Big Dreams Are What You Make

Hello, self? Are you out there?

I’m going to try to write one meaningful thing on here a day for the next 7 days. So here’s the first one: I used to have a big dream, or what I thought was a big dream, and it went something like this:

Move away from Kansas, Graduate, Move Overseas, Find THE adventure and thus, find my true self.

I wanted to move to Japan. Or someplace equally foreign and exotic and not in the continental United States. I didn’t know what was out there, but I was sure there was something large and important waiting for me. I thought that I had to leave to find whatever that thing was. I thought that adventure would somehow define and shape me, into The Best Version of Nancy.

That was my plan for years and years and years. It’s funny though, how that scheme always seemed so hazy and intangible despite how it cycled through my brain from the ages of 10 to 22. When I would try to think ahead and drop myself on a busy street corner in Tokyo, or along a riverbank in Europe, it felt like I was watching someone else’s movie. To me, that hazy feeling equated doubt. It meant that I doubted myself, I doubted that I could make it happen, I doubted that I could last alone out there in the big world. I’d tell myself, nope! You are small, but you are mighty! It’s just a plane ride! And an entire upheaval of your life structure as you know it, some far away part of me would chime in all sing-songy and innocently.

Shut up, you! I would think at myself and quickly stop thinking about large adventures and plane rides and knowing no one anywhere because that was actually kind of scary, yes, and now that I think about it, it is a giant upheaval of my life and–

So, I graduated college and went right back into graduate school, partially because I had to and partially because I wasn’t ready to pack my bags and say goodbye to everything that I knew. The plan then became, finish school, try for a job, work a few years, and then leave for THE big adventure to find The Best Version of Nancy.

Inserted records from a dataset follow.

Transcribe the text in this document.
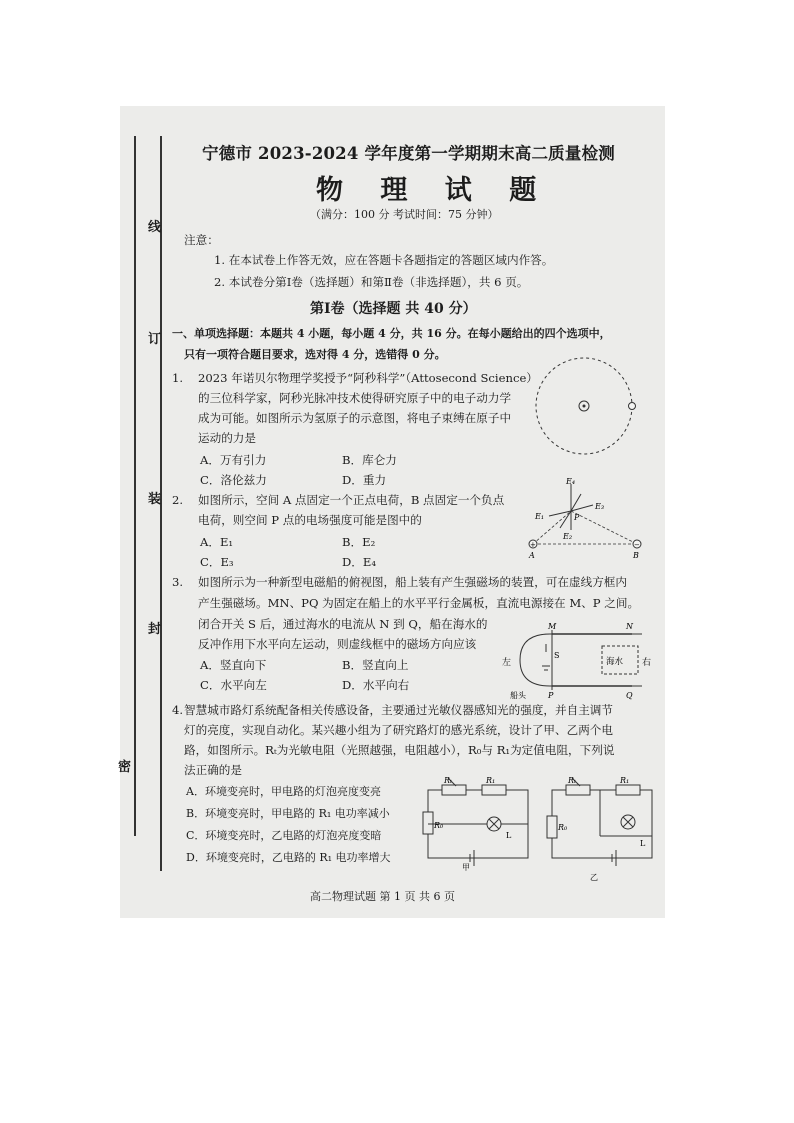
线
订
装
封
密
宁德市 2023-2024 学年度第一学期期末高二质量检测
物 理 试 题
（满分：100 分 考试时间：75 分钟）
注意：
1. 在本试卷上作答无效，应在答题卡各题指定的答题区域内作答。
2. 本试卷分第Ⅰ卷（选择题）和第Ⅱ卷（非选择题），共 6 页。
第Ⅰ卷（选择题 共 40 分）
一、单项选择题：本题共 4 小题，每小题 4 分，共 16 分。在每小题给出的四个选项中，
只有一项符合题目要求，选对得 4 分，选错得 0 分。
1. 2023 年诺贝尔物理学奖授予“阿秒科学”（Attosecond Science）
的三位科学家，阿秒光脉冲技术使得研究原子中的电子动力学
成为可能。如图所示为氢原子的示意图，将电子束缚在原子中
运动的力是
A．万有引力	B．库仑力
C．洛伦兹力	D．重力
2. 如图所示，空间 A 点固定一个正点电荷，B 点固定一个负点
电荷，则空间 P 点的电场强度可能是图中的
A．E₁	B．E₂
C．E₃	D．E₄
+	−
E₄
E₁
E₃
E₂
P
A	B
3. 如图所示为一种新型电磁船的俯视图，船上装有产生强磁场的装置，可在虚线方框内
产生强磁场。MN、PQ 为固定在船上的水平平行金属板，直流电源接在 M、P 之间。
闭合开关 S 后，通过海水的电流从 N 到 Q，船在海水的
反冲作用下水平向左运动，则虚线框中的磁场方向应该
A．竖直向下	B．竖直向上
C．水平向左	D．水平向右
海水
S
M	N
P	Q
左	右
船头
4. 智慧城市路灯系统配备相关传感设备，主要通过光敏仪器感知光的强度，并自主调节
灯的亮度，实现自动化。某兴趣小组为了研究路灯的感光系统，设计了甲、乙两个电
路，如图所示。Rₜ为光敏电阻（光照越强，电阻越小），R₀与 R₁为定值电阻，下列说
法正确的是
A．环境变亮时，甲电路的灯泡亮度变亮
B．环境变亮时，甲电路的 R₁ 电功率减小
C．环境变亮时，乙电路的灯泡亮度变暗
D．环境变亮时，乙电路的 R₁ 电功率增大
Rₜ	R₁
R₀
L
甲
Rₜ	R₁
R₀
L
乙
高二物理试题 第 1 页 共 6 页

In hindsight, I think it was less of a great wide adventure plan than it was a parachute plan, a this-is-what-I’ll-do-when-I-give-up-plan. If real life rejected me, if I couldn’t find that job, maintain the sturdy structure that years and years of school had instilled in me, then I’d bolt across the ocean and try a new and different life.

I know that there are experiences out there that you can’t get from wherever you call home. There’s too much to see and do and experience out there to think otherwise. I know that there are people and uncomfortable situations in corners of the world that will push you into becoming a new version of yourself. I know that there are whole groups of people who insist when you are young you have to go out and either A) make mistakes or B) Travel some part of the world and possibly combine A and B together. But you see, I don’t think that living that large is for everyone. Experiences that make you grow are for everyone, absolutely, but that  huge adventure that I had planned for all those many years? That is for very few.

I think sometimes people trick themselves into thinking that they are inconsequential if they aren’t doing something just a little bit bigger– I’m not living up to my full potential if I never try to write that book. I’m not making meaning out of my life unless I experience all the art in Europe. I’m going to live a small and unsatisfying life if I don’t make it out of the country before I turn 30. I won’t be free unless I try something new, lower my inhibitions, sail around the world, jump out of an airplane, ride an elephant, throw a spear, play hopscotch with the Dali Lama, stick a flag in a mountain— And so on. I think all those things are great, but I don’t think you have to do them in order to find out who you are, and that’s what I’m really getting at here.

Because what I found out about that hazy feeling when I thought about climbing mountains or living in Tokyo, that creeping thing that I thought was doubt in myself, wasn’t that at all. It was the know-it-all part of me that knew me the best, sitting back and slowly, knowingly shaking her head. What I wanted wasn’t as big as all that. I found out that all I wanted was a place to call my own, the opportunity to teach and live comfortably, a dog, and maybe someone to share those things with. That might seem very small and insignificant to some people, but once I figured out that those were the only things that mattered, life became a whole lot easier and somehow started to fall into place.

I got hired at a school, I paid off a bunch of my loans, I met a converse wearing musician and  we liked and loved each other a whole mess of a lot and got married. And someday soonish, we’ll have a dog, and then a house, and then we’ll be able to travel the world a little bit here and there. Over summer vacations we can stop on the corner in busy Tokyo or stroll down the cobblestone streets in Europe and then come back home, and put our feet up, and pet our dog and go to work and do it all again a little ways down the road. Someday we’ll be  have an adventure or two and then come home, unpack, and reminisce through pictures on a wall.

Do I still want the big adventure, then? Yes and no. We don’t have to exist in an extended meaningful adventure for our lives to have meaning. And we don’t necessarily have to go out and find ourselves in the great wide abyss of the world. Sometimes, we’re already right here, the Best Versions of Ourselves.

I think Big Dreams are what you make of them, and you don’t always need a jet plane to get there.